Ball died in 1584 at the age of 69, which was an advanced age at the time. She was crippled with arthritis and had lived for three years in the cold, wet dungeon of Dublin Castle with no natural light. When she died, she was buried in the cemetery at St. Audoen's Church in Dublin. Although she could have altered her will, she still bequeathed her property to Walter upon her death.

==Veneration==
Ball had remained in the dungeon when she could have returned to a life of comfort at any time by simply "taking the oath". Two generations later, this pattern was repeated when Blessed Francis Taylor, who was Mayor of Dublin (1595–1596) and was married to Gennet Shelton, a granddaughter of Ball's, was condemned to the dungeons after exposing fraud in the parliamentary elections to the Irish House of Commons. He likewise refused to "take the oath" and died in Dublin Castle in 1621.

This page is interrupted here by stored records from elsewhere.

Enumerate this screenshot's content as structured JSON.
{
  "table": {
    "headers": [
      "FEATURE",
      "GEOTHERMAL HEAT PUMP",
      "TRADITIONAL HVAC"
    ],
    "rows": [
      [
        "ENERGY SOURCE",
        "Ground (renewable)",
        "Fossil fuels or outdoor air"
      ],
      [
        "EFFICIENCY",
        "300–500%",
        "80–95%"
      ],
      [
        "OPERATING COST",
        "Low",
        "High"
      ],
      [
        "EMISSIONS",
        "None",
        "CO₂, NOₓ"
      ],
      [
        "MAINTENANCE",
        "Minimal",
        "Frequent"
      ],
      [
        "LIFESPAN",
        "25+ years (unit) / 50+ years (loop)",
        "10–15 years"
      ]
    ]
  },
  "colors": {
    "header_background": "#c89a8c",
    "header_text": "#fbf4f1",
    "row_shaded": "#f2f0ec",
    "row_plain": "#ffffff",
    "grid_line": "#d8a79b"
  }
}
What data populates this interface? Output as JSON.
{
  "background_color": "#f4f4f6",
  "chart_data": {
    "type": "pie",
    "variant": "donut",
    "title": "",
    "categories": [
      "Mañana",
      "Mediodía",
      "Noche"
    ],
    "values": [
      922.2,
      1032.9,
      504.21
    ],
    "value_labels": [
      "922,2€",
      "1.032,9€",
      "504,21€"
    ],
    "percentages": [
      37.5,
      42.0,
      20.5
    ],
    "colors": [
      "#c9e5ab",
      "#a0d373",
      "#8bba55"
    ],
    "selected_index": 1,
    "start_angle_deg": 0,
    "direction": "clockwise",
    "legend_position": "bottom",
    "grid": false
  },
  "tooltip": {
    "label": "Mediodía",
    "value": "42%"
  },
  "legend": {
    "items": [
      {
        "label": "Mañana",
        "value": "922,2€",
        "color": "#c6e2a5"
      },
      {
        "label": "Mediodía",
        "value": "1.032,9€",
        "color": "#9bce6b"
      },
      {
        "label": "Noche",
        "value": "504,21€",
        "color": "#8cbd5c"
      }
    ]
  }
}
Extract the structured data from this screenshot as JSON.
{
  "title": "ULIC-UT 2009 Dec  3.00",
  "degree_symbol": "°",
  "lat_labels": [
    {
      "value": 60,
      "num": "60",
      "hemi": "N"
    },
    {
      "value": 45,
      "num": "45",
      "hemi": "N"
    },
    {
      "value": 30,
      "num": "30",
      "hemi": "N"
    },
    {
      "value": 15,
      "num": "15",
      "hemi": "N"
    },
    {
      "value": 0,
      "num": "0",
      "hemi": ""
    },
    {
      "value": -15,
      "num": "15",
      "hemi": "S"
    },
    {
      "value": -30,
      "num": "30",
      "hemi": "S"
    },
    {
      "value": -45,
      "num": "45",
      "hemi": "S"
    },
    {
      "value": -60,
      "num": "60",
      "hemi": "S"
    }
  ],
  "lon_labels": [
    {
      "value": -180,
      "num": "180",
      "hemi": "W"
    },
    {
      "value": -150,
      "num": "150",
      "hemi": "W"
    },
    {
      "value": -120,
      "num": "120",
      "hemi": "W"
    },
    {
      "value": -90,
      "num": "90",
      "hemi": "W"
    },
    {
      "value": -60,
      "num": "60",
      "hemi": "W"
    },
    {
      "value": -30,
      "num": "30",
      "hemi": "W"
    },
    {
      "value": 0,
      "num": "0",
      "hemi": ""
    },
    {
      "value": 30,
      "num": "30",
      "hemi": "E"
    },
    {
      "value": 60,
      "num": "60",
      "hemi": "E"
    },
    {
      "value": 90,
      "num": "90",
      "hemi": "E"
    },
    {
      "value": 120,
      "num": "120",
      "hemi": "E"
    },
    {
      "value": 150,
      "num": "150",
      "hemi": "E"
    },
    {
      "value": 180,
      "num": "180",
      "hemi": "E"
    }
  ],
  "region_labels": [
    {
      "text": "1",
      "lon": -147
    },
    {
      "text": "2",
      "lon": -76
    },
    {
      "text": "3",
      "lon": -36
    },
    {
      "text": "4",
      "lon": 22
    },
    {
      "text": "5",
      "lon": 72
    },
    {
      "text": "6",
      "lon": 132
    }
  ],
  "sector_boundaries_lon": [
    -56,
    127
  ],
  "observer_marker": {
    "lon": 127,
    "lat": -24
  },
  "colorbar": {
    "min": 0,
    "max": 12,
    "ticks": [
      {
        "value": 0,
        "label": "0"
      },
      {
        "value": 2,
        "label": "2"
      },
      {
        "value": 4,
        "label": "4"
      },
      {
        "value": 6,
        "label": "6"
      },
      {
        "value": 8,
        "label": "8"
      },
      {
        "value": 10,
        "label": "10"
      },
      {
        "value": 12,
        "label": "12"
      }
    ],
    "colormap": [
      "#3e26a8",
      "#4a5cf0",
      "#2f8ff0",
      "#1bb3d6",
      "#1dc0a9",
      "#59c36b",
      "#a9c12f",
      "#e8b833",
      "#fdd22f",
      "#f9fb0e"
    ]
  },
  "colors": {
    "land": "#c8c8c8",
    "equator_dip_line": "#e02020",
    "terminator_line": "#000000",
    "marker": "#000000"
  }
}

Ball and Taylor could not have known each other, but they were beatified together, along with Dermot O'Hurley and 14 other Catholic martyrs, on 27 September 1992 by Pope John Paul II.

==Legacy==
The Blessed Margaret Ball Chapel in Santry is dedicated to her.

Ball, along with St. Columbanus and St. Mary MacKillop RSJ, was named a patron saint of the 50th International Eucharistic Congress held in Ireland in June 2012.

Her statue stands outside St. Mary's Pro-Cathedral; she is one of only five historical women (excluding Mary, mother of Jesus) to have a public statue in Dublin, the others being Catherine MacAuley (Baggot Street), Veronica Guerin (Dublin Castle), Constance Lloyd (Merrion Square) and Constance Markiewicz (three locations).